The main idea of clustering is to divide a set to subsets according to shared properties. In the domain of Information Retrieval, we are trying to dividing documents into categories. Each document can be represented by a vector of different words in its collection. Documents with in a cluster are supposed to as similar as possible to each other. The key in this task is how to measure the similarity between document representations. Distance is primarily used as along with some algorithms, such as the most popular one- K-Means, Hierarchical algorithms, Spectral algorithms. The other topic discussed in the book is text classification. Different from clustering where it divides documents into subsets without knowing nothing about the categories, and machine has to decide how to divide and where to put the document, in text classification, categories are predefined and machine has to decide where to put the document after that. Naive beyesian algorithm, SVM are used in this task.

Friday, March 22, 2013

Reading notes for Week 10

Chapter 19 talks about the history of web from information retrieval perspective, provides some implications of web retrieval system on business. It also discussed about the technical issues of improving web retrieval systems, for instance, as the number of documents online is increasing exponentially, it's becoming very difficult for search engines to index them all. 

Friday, March 8, 2013

Muddist point after week 8

Dr.

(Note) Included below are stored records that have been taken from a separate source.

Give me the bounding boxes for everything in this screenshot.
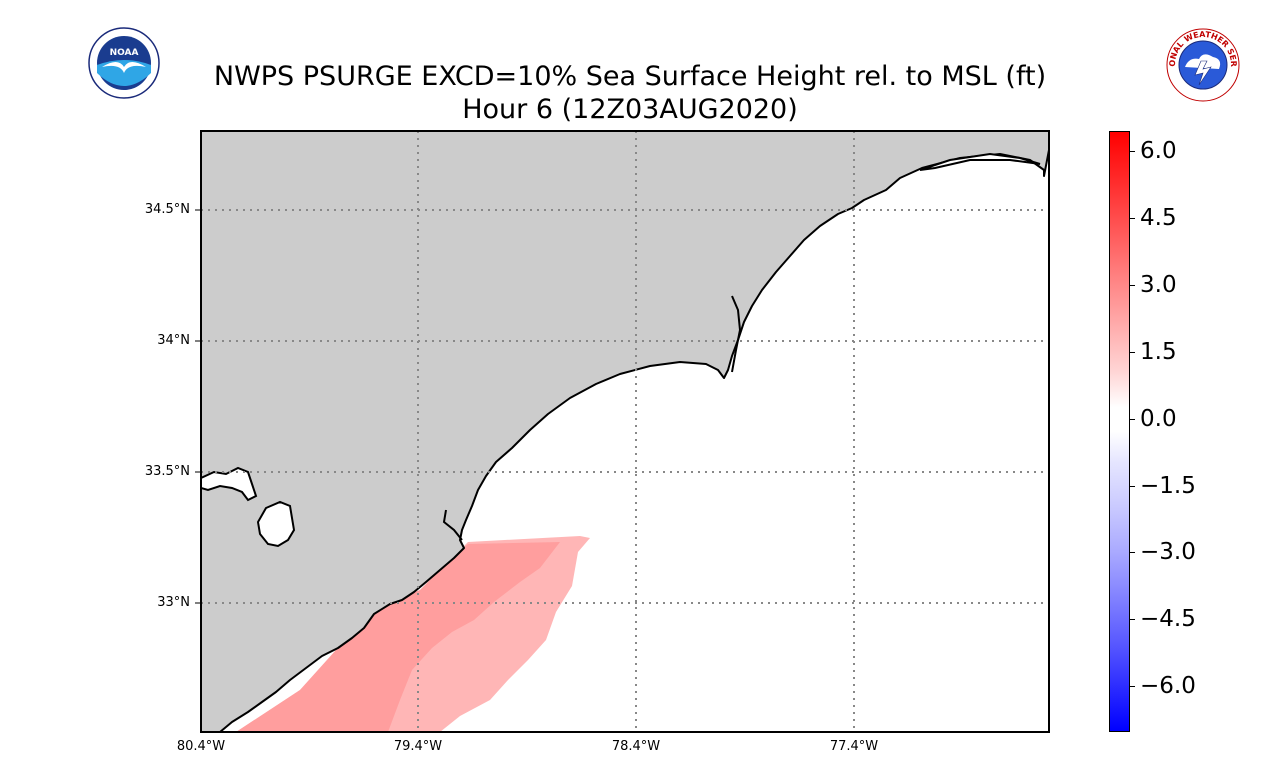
colorbar-label: 4.5 (1140, 205, 1177, 231)
lon-label: 78.4°W (611, 739, 661, 754)
land-area (201, 131, 1049, 732)
noaa-logo-icon: NOAA (88, 27, 160, 99)
lon-label: 80.4°W (176, 739, 226, 754)
graticule (201, 131, 1049, 732)
colorbar-label: −4.5 (1140, 606, 1196, 632)
lake-moultrie (256, 500, 296, 548)
lon-label: 79.4°W (393, 739, 443, 754)
lat-label: 33.5°N (144, 464, 190, 479)
colorbar-label: −3.0 (1140, 539, 1196, 565)
lat-label: 34.5°N (144, 202, 190, 217)
lat-label: 34°N (157, 333, 190, 348)
nws-logo-icon: NATIONAL WEATHER SERVICE (1165, 27, 1240, 102)
colorbar-label: −6.0 (1140, 673, 1196, 699)
chart-title: NWPS PSURGE EXCD=10% Sea Surface Height … (213, 61, 1047, 92)
winyah-bay (442, 509, 463, 541)
colorbar-label: −1.5 (1140, 473, 1196, 499)
lat-label: 33°N (157, 595, 190, 610)
chart-subtitle: Hour 6 (12Z03AUG2020) (462, 94, 798, 125)
colorbar-label: 1.5 (1140, 339, 1177, 365)
colorbar-label: 6.0 (1140, 138, 1177, 164)
colorbar (1109, 131, 1130, 732)
cape-fear-river (731, 295, 742, 373)
outer-banks (919, 152, 1041, 171)
colorbar-label: 0.0 (1140, 406, 1177, 432)
surge-dark-area (236, 542, 560, 732)
noaa-logo-text: NOAA (110, 48, 139, 58)
lake-marion (201, 466, 258, 502)
colorbar-label: 3.0 (1140, 272, 1177, 298)
map-frame (200, 130, 1050, 733)
lon-label: 77.4°W (829, 739, 879, 754)
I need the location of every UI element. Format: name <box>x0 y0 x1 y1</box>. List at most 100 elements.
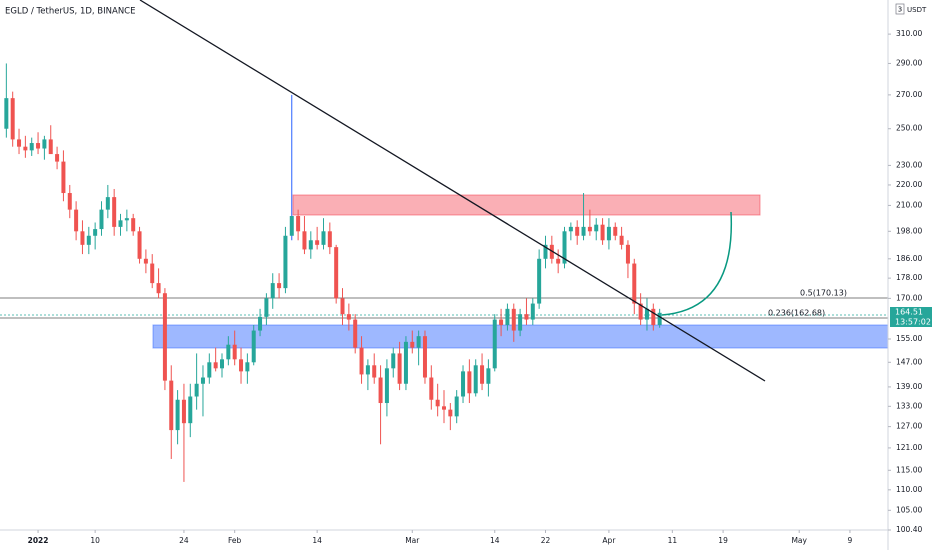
x-tick-label: Feb <box>228 536 242 545</box>
candle-body <box>245 362 250 372</box>
candle-body <box>55 154 60 162</box>
x-tick-label: 24 <box>179 536 189 545</box>
candle-body <box>537 258 542 304</box>
candle-body <box>378 377 383 404</box>
candle-body <box>315 240 320 245</box>
candle-body <box>36 143 41 149</box>
candle-body <box>473 365 478 394</box>
candle-body <box>188 396 193 424</box>
candle-body <box>239 359 244 372</box>
candle-body <box>150 263 155 284</box>
y-tick-label: 139.00 <box>896 382 922 391</box>
candle-body <box>258 316 263 331</box>
candle-body <box>346 314 351 320</box>
candle-body <box>124 218 129 221</box>
x-tick-label: 19 <box>718 536 728 545</box>
candle-body <box>594 224 599 232</box>
y-tick-label: 127.00 <box>896 422 922 431</box>
candle-body <box>226 344 231 360</box>
y-tick-label: 250.00 <box>896 124 922 133</box>
candle-body <box>511 308 516 331</box>
candle-body <box>530 303 535 320</box>
trend-line <box>139 0 766 382</box>
x-tick-label: 2022 <box>28 536 49 545</box>
candle-body <box>638 303 643 320</box>
candle-body <box>99 209 104 230</box>
x-tick-label: 10 <box>90 536 100 545</box>
last-price: 164.51 <box>895 308 923 317</box>
candle-body <box>657 312 662 326</box>
candle-body <box>448 409 453 417</box>
candle-body <box>518 314 523 331</box>
candle-body <box>175 399 180 431</box>
y-tick-label: 186.00 <box>896 254 922 263</box>
y-tick-label: 100.40 <box>896 525 922 534</box>
candle-body <box>524 314 529 320</box>
candle-body <box>61 161 66 194</box>
y-tick-label: 198.00 <box>896 226 922 235</box>
currency: USDT <box>907 6 927 14</box>
candle-body <box>207 362 212 378</box>
y-tick-label: 155.00 <box>896 334 922 343</box>
candle-body <box>467 371 472 394</box>
candle-body <box>296 216 301 232</box>
candle-body <box>619 235 624 245</box>
candle-body <box>587 226 592 232</box>
candle-body <box>429 377 434 400</box>
resistance-zone <box>292 194 761 216</box>
projection-curve <box>661 211 732 316</box>
candle-body <box>606 226 611 241</box>
candle-body <box>651 308 656 326</box>
candle-body <box>416 336 421 348</box>
candle-body <box>213 362 218 369</box>
candle-body <box>283 235 288 289</box>
candle-body <box>10 98 15 140</box>
chart-title: EGLD / TetherUS, 1D, BINANCE <box>5 7 135 17</box>
candle-body <box>67 193 72 210</box>
candle-body <box>156 283 161 294</box>
candle-body <box>289 216 294 236</box>
candle-body <box>632 263 637 304</box>
candle-body <box>29 143 34 151</box>
candle-body <box>23 146 28 151</box>
candle-body <box>302 231 307 250</box>
candle-body <box>17 139 22 147</box>
y-tick-label: 210.00 <box>896 200 922 209</box>
candle-body <box>162 293 167 381</box>
badge: 3 <box>898 6 902 14</box>
candle-body <box>359 347 364 375</box>
candle-body <box>181 399 186 424</box>
candle-body <box>581 226 586 236</box>
candle-body <box>499 319 504 326</box>
y-tick-label: 121.00 <box>896 443 922 452</box>
candle-body <box>270 283 275 299</box>
candle-body <box>644 308 649 320</box>
candle-body <box>105 197 110 210</box>
y-tick-label: 115.00 <box>896 465 922 474</box>
candle-body <box>556 258 561 264</box>
candle-body <box>251 330 256 363</box>
candle-body <box>4 98 9 129</box>
x-tick-label: 14 <box>490 536 500 545</box>
x-tick-label: Apr <box>602 536 616 545</box>
candle-body <box>169 380 174 431</box>
candle-body <box>232 344 237 360</box>
x-tick-label: 14 <box>312 536 322 545</box>
candle-body <box>80 231 85 245</box>
candle-body <box>277 283 282 289</box>
candle-body <box>422 336 427 378</box>
x-tick-label: 22 <box>541 536 551 545</box>
y-tick-label: 290.00 <box>896 58 922 67</box>
candles <box>4 63 662 482</box>
x-tick-label: May <box>791 536 807 545</box>
candle-body <box>308 240 313 250</box>
candle-body <box>353 319 358 348</box>
candle-body <box>118 220 123 227</box>
candle-body <box>131 218 136 232</box>
candle-body <box>543 244 548 259</box>
candle-body <box>454 396 459 417</box>
x-tick-label: Mar <box>405 536 420 545</box>
candle-body <box>600 224 605 241</box>
annotation: 0.236(162.68) <box>768 309 825 318</box>
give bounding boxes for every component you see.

He talked about some innovations of the search result visualization, which were pretty cool actually. But sadly most of them were eventually shut off for some reasons respectively. My question is that for now and maybe future, what are the biggest opportunities for innovation in the search interfaces or search result visualization?
Also, besides the unsuccessful examples of user interface innovation in IR, can Dr. He give us some examples of successful innovations other than what are well known, such as Google, Bing, or Yahoo.

Thanks!

Friday, February 22, 2013

Muddiest Point after week 6

1. Are there any existing system that can evaluate an Information Retrieval Model, for example, in the final project, where we are supposed to construct one model. How we can claim it is good and bad?
2. How to evaluate multilingual information retrieval model?

Relevance feedback

Relevance feedback is a information retrieval system feature that helps improve the search query by explicit supplies from the user (explicit feedback), or by observing the user system interaction behavior (implicit feedback), or by a method of automatic local analysis (blind feedback or pseudo feedback). The relevance feedback is very helpful at either adjusting the weights of original query terms or adding new terms that are more close to what user search for.